Moore was born Feb. 24, 1876, in Hammonton, N.J. Moore was fascinated by the theater from childhood, often working as a stage hand for vaudeville acts that came through his hometown. Moore's family moved to Boston when he was a teenager and he got his first part there at age 16, appearing in a play called Babes in the Woods.
|A playbill for one of the silent comedies starring Victor Moore.|
|William Gaxton (left) Lois Moran and Victor Moore were the original cast in Of Thee I Sing.|
|Victor Moore plays a smart-dressing bum in It Happened on 5th Avenue (1947).|
Moore became a superstar in 1932 when he took on the role of bumbling Vice President Alexander Throttlebottom in George Gershwin's Pulitzer-Prize winning musical comedy Of Thee I Sing. Moore was so famous that he could halt proceedings in the real U.S. Capitol, even upstaging the bombastic Louisiana Senator Huey Long. According to the New York Times, Moore visited the Senate while Long was embarking on a filibuster. When word got around that Vice President Throttlebottom was in attendance, a crowd gathered around Moore and many senators left their seats to shake his hand.
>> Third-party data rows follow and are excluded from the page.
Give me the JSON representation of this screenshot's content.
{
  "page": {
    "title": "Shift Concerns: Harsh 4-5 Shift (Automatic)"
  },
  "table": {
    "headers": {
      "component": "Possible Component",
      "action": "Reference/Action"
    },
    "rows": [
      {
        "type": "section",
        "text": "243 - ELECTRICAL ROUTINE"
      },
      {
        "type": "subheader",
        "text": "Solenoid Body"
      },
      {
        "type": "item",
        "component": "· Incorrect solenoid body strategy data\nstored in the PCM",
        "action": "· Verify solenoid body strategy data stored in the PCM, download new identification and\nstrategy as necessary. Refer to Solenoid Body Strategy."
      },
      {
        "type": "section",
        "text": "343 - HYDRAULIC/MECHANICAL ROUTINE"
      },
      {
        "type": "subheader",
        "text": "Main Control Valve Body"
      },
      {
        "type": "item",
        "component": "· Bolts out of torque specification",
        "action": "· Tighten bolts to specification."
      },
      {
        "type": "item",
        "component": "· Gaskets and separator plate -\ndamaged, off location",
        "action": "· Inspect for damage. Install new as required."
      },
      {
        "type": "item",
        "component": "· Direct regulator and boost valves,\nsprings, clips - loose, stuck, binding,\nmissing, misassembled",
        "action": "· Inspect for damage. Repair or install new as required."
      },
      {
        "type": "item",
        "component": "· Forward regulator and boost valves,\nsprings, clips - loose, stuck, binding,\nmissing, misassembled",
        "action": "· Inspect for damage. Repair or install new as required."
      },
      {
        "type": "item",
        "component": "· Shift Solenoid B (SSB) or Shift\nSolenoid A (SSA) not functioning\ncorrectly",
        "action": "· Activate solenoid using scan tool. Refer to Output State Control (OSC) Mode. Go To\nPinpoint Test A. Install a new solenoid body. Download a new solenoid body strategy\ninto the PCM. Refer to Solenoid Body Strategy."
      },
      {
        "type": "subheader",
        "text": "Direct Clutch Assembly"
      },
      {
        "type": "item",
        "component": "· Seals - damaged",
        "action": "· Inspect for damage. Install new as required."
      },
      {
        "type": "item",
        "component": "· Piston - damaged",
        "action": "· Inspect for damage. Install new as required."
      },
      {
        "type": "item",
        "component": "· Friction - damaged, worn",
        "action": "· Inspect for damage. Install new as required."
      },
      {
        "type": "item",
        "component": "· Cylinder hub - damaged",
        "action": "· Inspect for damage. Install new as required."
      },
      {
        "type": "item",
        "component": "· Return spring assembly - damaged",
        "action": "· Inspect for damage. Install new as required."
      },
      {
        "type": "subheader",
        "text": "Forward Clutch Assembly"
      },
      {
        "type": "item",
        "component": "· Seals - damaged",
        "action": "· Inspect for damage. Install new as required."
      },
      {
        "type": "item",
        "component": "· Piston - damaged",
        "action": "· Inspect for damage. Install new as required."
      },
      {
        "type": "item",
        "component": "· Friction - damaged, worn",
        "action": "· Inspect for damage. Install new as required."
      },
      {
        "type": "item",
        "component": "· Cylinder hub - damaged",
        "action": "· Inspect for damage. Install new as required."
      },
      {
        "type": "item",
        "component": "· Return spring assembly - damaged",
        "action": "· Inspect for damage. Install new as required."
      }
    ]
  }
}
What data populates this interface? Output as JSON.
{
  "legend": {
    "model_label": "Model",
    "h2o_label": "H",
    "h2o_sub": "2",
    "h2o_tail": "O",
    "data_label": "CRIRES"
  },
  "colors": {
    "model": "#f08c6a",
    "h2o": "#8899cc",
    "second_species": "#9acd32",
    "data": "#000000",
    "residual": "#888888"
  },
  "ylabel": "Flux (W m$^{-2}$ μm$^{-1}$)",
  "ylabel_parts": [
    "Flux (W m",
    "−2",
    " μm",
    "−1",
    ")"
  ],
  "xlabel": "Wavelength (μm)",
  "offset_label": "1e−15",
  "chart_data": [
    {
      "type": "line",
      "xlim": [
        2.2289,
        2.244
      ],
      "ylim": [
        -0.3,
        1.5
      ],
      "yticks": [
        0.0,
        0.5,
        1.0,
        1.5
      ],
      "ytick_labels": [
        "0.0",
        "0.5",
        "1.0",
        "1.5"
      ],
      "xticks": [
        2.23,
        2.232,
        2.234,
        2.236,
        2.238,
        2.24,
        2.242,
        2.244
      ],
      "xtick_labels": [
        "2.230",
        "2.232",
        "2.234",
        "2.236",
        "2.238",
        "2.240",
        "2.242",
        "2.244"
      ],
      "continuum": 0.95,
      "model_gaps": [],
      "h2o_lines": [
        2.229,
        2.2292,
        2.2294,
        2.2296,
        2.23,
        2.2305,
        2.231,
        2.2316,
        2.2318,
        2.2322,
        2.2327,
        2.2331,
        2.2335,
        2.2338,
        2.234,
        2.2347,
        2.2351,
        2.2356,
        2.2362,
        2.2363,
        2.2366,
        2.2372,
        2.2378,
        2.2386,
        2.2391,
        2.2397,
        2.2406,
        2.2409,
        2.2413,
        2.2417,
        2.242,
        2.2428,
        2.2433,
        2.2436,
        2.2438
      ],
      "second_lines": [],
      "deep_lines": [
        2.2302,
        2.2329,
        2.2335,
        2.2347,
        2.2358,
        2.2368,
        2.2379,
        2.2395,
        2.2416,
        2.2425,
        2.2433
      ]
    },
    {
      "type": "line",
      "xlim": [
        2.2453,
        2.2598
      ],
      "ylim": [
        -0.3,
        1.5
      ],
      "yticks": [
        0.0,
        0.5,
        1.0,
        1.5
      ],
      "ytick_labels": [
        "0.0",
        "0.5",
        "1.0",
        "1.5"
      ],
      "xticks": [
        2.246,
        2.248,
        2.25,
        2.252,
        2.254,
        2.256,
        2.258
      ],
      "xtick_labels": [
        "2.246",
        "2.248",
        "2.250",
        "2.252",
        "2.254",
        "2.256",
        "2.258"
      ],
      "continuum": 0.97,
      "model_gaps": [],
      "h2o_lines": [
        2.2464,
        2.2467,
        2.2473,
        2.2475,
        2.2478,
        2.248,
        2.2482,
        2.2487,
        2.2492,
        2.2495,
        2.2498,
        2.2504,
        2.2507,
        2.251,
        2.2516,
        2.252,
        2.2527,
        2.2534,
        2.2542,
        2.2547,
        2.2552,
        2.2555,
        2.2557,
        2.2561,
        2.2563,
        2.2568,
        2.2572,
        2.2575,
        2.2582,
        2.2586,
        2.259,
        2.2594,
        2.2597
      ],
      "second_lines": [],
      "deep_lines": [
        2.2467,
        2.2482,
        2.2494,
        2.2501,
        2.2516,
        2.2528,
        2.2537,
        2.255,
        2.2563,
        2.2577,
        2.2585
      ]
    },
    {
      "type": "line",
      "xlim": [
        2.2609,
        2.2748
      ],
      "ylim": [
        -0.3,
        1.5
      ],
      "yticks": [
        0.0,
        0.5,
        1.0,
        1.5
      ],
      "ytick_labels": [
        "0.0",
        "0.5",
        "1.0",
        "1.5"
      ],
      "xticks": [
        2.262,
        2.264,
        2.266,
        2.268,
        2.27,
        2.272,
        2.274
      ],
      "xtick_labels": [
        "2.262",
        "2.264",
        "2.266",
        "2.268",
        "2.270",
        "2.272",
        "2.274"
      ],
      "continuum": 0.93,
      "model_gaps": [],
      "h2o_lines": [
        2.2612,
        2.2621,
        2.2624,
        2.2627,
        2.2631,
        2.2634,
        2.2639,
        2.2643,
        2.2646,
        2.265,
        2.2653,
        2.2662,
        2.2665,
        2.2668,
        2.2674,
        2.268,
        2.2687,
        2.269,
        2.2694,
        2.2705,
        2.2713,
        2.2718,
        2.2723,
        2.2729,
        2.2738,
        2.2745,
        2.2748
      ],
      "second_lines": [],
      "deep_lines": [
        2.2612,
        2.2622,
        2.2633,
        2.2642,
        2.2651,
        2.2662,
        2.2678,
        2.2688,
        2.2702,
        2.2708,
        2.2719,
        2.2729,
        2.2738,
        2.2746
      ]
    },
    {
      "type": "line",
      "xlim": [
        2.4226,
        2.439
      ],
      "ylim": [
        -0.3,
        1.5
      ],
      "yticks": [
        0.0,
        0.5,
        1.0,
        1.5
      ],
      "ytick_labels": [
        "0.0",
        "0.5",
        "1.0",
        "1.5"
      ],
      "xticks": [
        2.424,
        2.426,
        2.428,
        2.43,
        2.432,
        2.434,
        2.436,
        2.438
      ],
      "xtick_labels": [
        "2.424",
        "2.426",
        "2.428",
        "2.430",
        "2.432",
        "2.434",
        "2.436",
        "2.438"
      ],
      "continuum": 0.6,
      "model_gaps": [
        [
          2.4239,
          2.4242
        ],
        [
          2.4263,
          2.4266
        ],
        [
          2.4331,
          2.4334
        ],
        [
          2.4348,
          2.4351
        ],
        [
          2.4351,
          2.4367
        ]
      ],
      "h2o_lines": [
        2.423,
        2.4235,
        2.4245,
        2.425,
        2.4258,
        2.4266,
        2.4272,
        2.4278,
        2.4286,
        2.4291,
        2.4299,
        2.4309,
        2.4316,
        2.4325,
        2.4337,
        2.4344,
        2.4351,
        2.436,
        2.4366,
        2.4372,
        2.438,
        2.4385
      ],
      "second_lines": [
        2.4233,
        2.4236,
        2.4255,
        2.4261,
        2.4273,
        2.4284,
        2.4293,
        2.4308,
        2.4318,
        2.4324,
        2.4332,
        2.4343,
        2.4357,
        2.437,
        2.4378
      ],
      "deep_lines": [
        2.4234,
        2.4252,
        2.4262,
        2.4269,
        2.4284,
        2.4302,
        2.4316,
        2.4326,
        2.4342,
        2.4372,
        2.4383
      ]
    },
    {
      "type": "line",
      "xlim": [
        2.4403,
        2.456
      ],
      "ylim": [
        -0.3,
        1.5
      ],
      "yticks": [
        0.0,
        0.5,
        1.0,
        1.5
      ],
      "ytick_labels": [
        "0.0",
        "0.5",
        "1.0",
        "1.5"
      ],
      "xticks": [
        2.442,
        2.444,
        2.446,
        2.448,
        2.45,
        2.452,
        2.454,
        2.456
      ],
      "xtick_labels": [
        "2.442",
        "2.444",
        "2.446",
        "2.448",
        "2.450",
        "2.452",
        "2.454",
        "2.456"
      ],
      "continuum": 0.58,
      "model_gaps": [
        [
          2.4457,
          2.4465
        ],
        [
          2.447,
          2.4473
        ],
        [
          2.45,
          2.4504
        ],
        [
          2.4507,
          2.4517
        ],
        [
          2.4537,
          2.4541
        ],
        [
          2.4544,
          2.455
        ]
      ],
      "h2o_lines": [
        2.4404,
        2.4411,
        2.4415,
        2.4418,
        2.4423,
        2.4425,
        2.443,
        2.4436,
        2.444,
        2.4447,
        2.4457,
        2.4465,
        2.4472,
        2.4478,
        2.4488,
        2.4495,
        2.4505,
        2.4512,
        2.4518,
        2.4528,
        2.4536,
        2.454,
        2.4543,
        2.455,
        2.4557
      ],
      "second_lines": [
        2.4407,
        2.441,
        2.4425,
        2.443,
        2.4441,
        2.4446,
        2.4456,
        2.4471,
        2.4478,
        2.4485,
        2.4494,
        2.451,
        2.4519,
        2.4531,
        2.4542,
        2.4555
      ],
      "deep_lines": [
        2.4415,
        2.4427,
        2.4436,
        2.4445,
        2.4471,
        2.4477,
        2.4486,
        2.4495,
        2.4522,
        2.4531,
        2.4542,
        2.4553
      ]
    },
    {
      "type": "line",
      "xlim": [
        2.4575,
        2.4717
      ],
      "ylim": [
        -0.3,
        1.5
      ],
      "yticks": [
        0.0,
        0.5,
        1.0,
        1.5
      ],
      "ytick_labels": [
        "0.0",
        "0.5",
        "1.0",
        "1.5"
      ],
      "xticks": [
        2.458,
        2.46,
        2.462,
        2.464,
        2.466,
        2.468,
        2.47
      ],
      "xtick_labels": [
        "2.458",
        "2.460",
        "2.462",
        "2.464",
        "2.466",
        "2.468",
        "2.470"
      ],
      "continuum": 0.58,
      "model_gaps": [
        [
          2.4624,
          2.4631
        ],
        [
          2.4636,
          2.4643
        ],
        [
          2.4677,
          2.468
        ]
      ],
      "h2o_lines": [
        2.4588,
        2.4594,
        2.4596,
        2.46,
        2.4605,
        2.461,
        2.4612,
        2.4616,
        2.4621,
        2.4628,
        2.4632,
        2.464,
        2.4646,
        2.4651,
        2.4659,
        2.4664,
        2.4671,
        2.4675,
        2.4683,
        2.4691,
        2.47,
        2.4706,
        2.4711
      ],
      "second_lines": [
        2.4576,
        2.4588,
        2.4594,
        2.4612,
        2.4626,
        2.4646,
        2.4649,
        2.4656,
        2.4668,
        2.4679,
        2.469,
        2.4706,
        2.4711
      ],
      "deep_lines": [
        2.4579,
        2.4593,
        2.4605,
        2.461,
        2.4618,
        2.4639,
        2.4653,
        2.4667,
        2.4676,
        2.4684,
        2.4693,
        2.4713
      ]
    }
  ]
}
Moore's Broadway stardom led to roles in Hollywood. He appeared in many films throughout the 1930s and 1940s mostly playing the lovable but befuddled comic sidekick. Moore's memorable roles included Swing Time with Fred Astaire and Ginger Rogers; This is the Army (1943) with Ronald Reagan and Joan Leslie; recreating a vaudeville sketch (above) in the all-star Ziegfeld Follies (1946) and as a homeless bum in the Christmas classic, It Happened on 5th Avenue.
Moore's most memorable Hollywood role was in Leo McCarey's masterpiece Make Way for Tomorrow. Moore and Beulah Bondi played a depression-era couple who cannot find work and lose their home in a foreclosure. They ask four of their children for help, but no one is willing to take both parents at the same time. The couple's life becomes increasingly miserable as they are shuffled between households. Moore gives a very touching performance in this film as a gentle man who cannot cope with the harsh realities of Depression-era America.
|Beulah Bondi and Victor Moore perform a scene from Make Way for Tomorrow (1937) under the watchful eye of director Leo McCarey.|
|Victor Moore tries to get Marilyn Monroe's big toe out of the bathroom faucet in The Seven Year Itch (1955).|
Information for this article came from The New York Times archives.